Rajesh Rai | Chukha

Communities in Chukha have taken the responsibility of Covid-19 prevention in their own hands. Entry to their villages is strictly monitored.

Each village has raised a wooden gate as entry point on the farm roads or gewog roads that lead to the village. Men and women volunteer on a rotational basis to guard the entry points.

On Monday, it was Lhenchup Dema, 45 and Dawa Lham, a 16-year-old student’s turn to guard the entry point to their village, Lobneykha in Chapcha gewog.

A diversion of a 4km farm road from the previous Thimphu-Phuentsholing (national) highway, between Bunagu and Tanalung, connects the serene Lobneykha.

Under a makeshift shelter near the gate, Lhenchup Dema and her teenager partner stay quiet but vigilant. They have registered nine people by 11am.

“Unfamiliar faces are not allowed,” Lhenchup said. “We will have to consult with the village tshogpa to let them pass.”

Not even the locals are spared.

Every detail, including the travel history of the villagers and vehicles are recorded. People also have to wash hands before they proceed.

After 7pm, the gate is closed, and not a single soul gets to pass. A contact number of a focal person is left at the gate so that people can call in case of emergency after 7pm.

Lhenchup Dema said that locals only keep moving. Most go to the Tsimasham town.

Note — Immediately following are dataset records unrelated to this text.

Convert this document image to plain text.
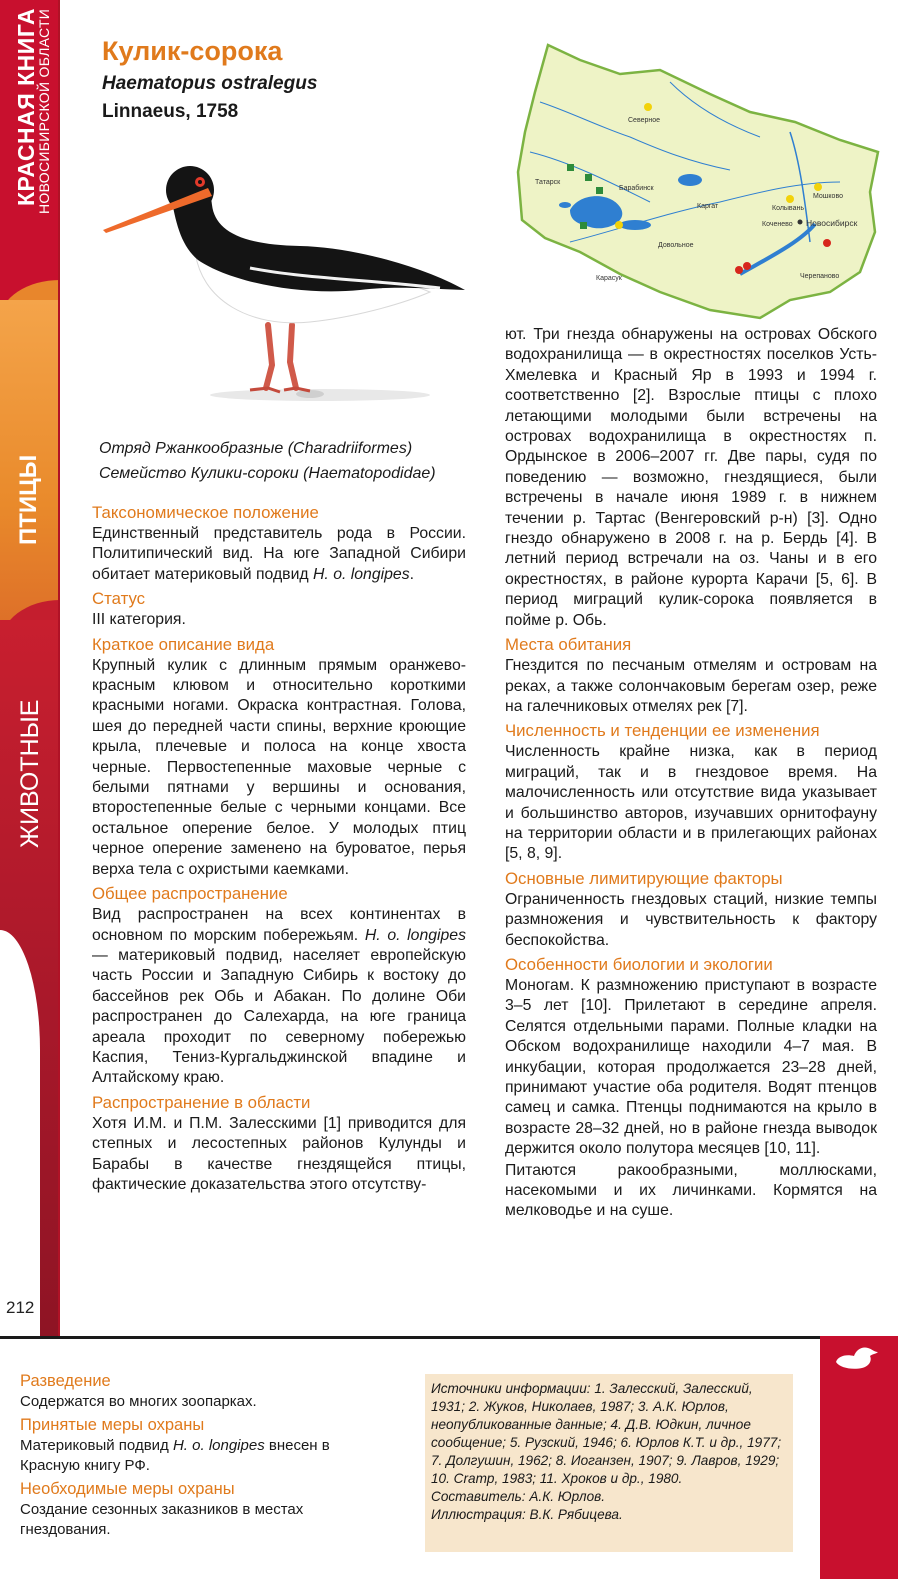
КРАСНАЯ КНИГА
НОВОСИБИРСКОЙ ОБЛАСТИ
ПТИЦЫ
ЖИВОТНЫЕ
212
Кулик-сорока
Haematopus ostralegus
Linnaeus, 1758	Северное
Татарск
Барабинск
Каргат
Мошково
Колывань
Новосибирск
Коченево
Довольное
Карасук	Черепаново
Отряд Ржанкообразные (Charadriiformes)
Семейство Кулики-сороки (Haematopodidae)
Таксономическое положение
Единственный представитель рода в России. Политипический вид. На юге Западной Сибири обитает материковый подвид H. o. longipes.
Статус
III категория.
Краткое описание вида
Крупный кулик с длинным прямым оранжево-красным клювом и относительно короткими красными ногами. Окраска контрастная. Голова, шея до передней части спины, верхние кроющие крыла, плечевые и полоса на конце хвоста черные. Первостепенные маховые черные с белыми пятнами у вершины и основания, второстепенные белые с черными концами. Все остальное оперение белое. У молодых птиц черное оперение заменено на буроватое, перья верха тела с охристыми каемками.
Общее распространение
Вид распространен на всех континентах в основном по морским побережьям. H. o. longipes — материковый подвид, населяет европейскую часть России и Западную Сибирь к востоку до бассейнов рек Обь и Абакан. По долине Оби распространен до Салехарда, на юге граница ареала проходит по северному побережью Каспия, Тениз-Кургальджинской впадине и Алтайскому краю.
Распространение в области
Хотя И.М. и П.М. Залесскими [1] приводится для степных и лесостепных районов Кулунды и Барабы в качестве гнездящейся птицы, фактические доказательства этого отсутству-
ют. Три гнезда обнаружены на островах Обского водохранилища — в окрестностях поселков Усть-Хмелевка и Красный Яр в 1993 и 1994 г. соответственно [2]. Взрослые птицы с плохо летающими молодыми были встречены на островах водохранилища в окрестностях п. Ордынское в 2006–2007 гг. Две пары, судя по поведению — возможно, гнездящиеся, были встречены в начале июня 1989 г. в нижнем течении р. Тартас (Венгеровский р-н) [3]. Одно гнездо обнаружено в 2008 г. на р. Бердь [4]. В летний период встречали на оз. Чаны и в его окрестностях, в районе курорта Карачи [5, 6]. В период миграций кулик-сорока появляется в пойме р. Обь.
Места обитания
Гнездится по песчаным отмелям и островам на реках, а также солончаковым берегам озер, реже на галечниковых отмелях рек [7].
Численность и тенденции ее изменения
Численность крайне низка, как в период миграций, так и в гнездовое время. На малочисленность или отсутствие вида указывает и большинство авторов, изучавших орнитофауну на территории области и в прилегающих районах [5, 8, 9].
Основные лимитирующие факторы
Ограниченность гнездовых стаций, низкие темпы размножения и чувствительность к фактору беспокойства.
Особенности биологии и экологии
Моногам. К размножению приступают в возрасте 3–5 лет [10]. Прилетают в середине апреля. Селятся отдельными парами. Полные кладки на Обском водохранилище находили 4–7 мая. В инкубации, которая продолжается 23–28 дней, принимают участие оба родителя. Водят птенцов самец и самка. Птенцы поднимаются на крыло в возрасте 28–32 дней, но в районе гнезда выводок держится около полутора месяцев [10, 11].
Питаются ракообразными, моллюсками, насекомыми и их личинками. Кормятся на мелководье и на суше.
Разведение
Содержатся во многих зоопарках.
Принятые меры охраны
Материковый подвид H. o. longipes внесен в Красную книгу РФ.
Необходимые меры охраны
Создание сезонных заказников в местах гнездования.
Источники информации: 1. Залесский, Залесский, 1931; 2. Жуков, Николаев, 1987; 3. А.К. Юрлов, неопубликованные данные; 4. Д.В. Юдкин, личное сообщение; 5. Рузский, 1946; 6. Юрлов К.Т. и др., 1977; 7. Долгушин, 1962; 8. Иоганзен, 1907; 9. Лавров, 1929; 10. Cramp, 1983; 11. Хроков и др., 1980.
Составитель: А.К. Юрлов.
Иллюстрация: В.К. Рябицева.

At Tanalung, where the check post stood prior to Damchu bypass, the task is even harder. Four men guard the location for 24 hours before passing the job to another group. They start from 6pm and conclude their shift the same time next day.

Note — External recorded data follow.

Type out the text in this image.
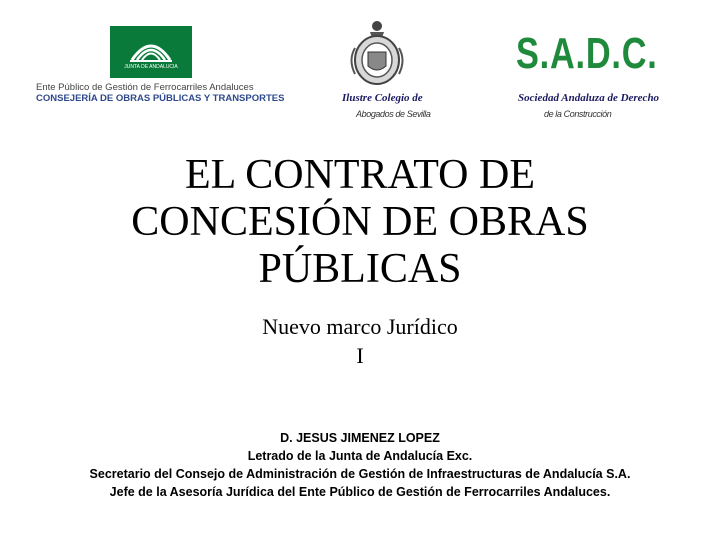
JUNTA DE ANDALUCIA
Ente Público de Gestión de Ferrocarriles Andaluces
CONSEJERÍA DE OBRAS PÚBLICAS Y TRANSPORTES	Ilustre Colegio de
Abogados de Sevilla
S.A.D.C.
Sociedad Andaluza de Derecho
de la Construcción
EL CONTRATO DE
CONCESIÓN DE OBRAS
PÚBLICAS
Nuevo marco Jurídico
I
D. JESUS JIMENEZ LOPEZ
Letrado de la Junta de Andalucía Exc.
Secretario del Consejo de Administración de Gestión de Infraestructuras de Andalucía S.A.
Jefe de la Asesoría Jurídica del Ente Público de Gestión de Ferrocarriles Andaluces.
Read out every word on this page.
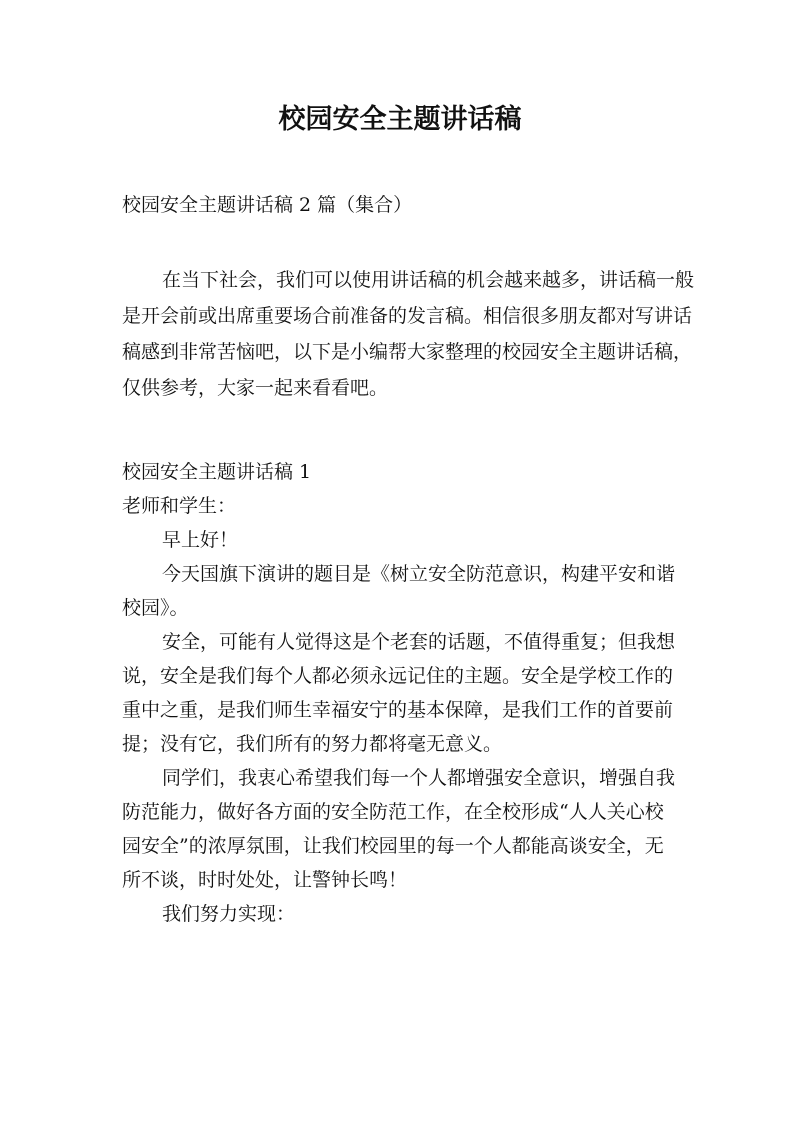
校园安全主题讲话稿

校园安全主题讲话稿 2 篇（集合）

在当下社会，我们可以使用讲话稿的机会越来越多，讲话稿一般是开会前或出席重要场合前准备的发言稿。相信很多朋友都对写讲话稿感到非常苦恼吧，以下是小编帮大家整理的校园安全主题讲话稿，仅供参考，大家一起来看看吧。

校园安全主题讲话稿 1

老师和学生：

早上好！

今天国旗下演讲的题目是《树立安全防范意识，构建平安和谐校园》。

安全，可能有人觉得这是个老套的话题，不值得重复；但我想说，安全是我们每个人都必须永远记住的主题。安全是学校工作的重中之重，是我们师生幸福安宁的基本保障，是我们工作的首要前提；没有它，我们所有的努力都将毫无意义。

同学们，我衷心希望我们每一个人都增强安全意识，增强自我防范能力，做好各方面的安全防范工作，在全校形成“人人关心校园安全”的浓厚氛围，让我们校园里的每一个人都能高谈安全，无所不谈，时时处处，让警钟长鸣！

我们努力实现：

Phuntsho, who was on his shift at Tanalung on Monday, said vehicles use the old highway despite having the Damchhu bypass. Most were from the localities of Chapcha.

On May 17, Tanalung volunteers recorded movement of 23 vehicles. For those headed towards the capital, the team also has facilitated the Druk Trace.

Karma Gyeltshen, 66, had taken the job to note the details of the commuters on a register. Covid-19 is the last thing he would want anywhere near his home.

A gate has also been fixed on the highway below Chapcha gewog office. This point is also guarded round the clock. The gewog caretaker’s house, nearby, is used to rest.

Namgyel, who was on his volunteer duty, said there haven’t been much problem.

“Only a few people have questioned us,” he said.

Chapcha Gup Tobgay said while people in the town and shopkeepers used Druk Trace, not many in the villages have mobile phones to run the app.

“So we decided this method to monitor and record the visitors,” he said.

Tobgay said gates were erected in six chiwogs. Because many people visited the temples and monasteries in the villages, this was the only method to keep their details, he said.

Chukha dzongkhag tshodu’s (DT) chairperson, Tshering Nidup, who is also the Bongo gup said all the gewogs were following this measure.

“Villagers are considered safe but there are other people who come to the villages,” he said. “It is important to keep details of new people and vehicles.”

The chairperson said that those who return from quarantine centres were also advised to stay put in their homes for a week.

In places where there are no gates, the chairperson said that observers and focal persons were identified to keep track of visitors.

“We cannot depend entirely on our police, desuups, and government officials for our safety,” Tshering Nidup said. “Covid-19 is everybody’s responsibility.”

At the entry point at Lobneykha, Lhenchup Dema and Dawa Lham have not had a visitor. It is 3pm and they have had their lunch.

Dawa Lham has brought along a book to read, to kill time.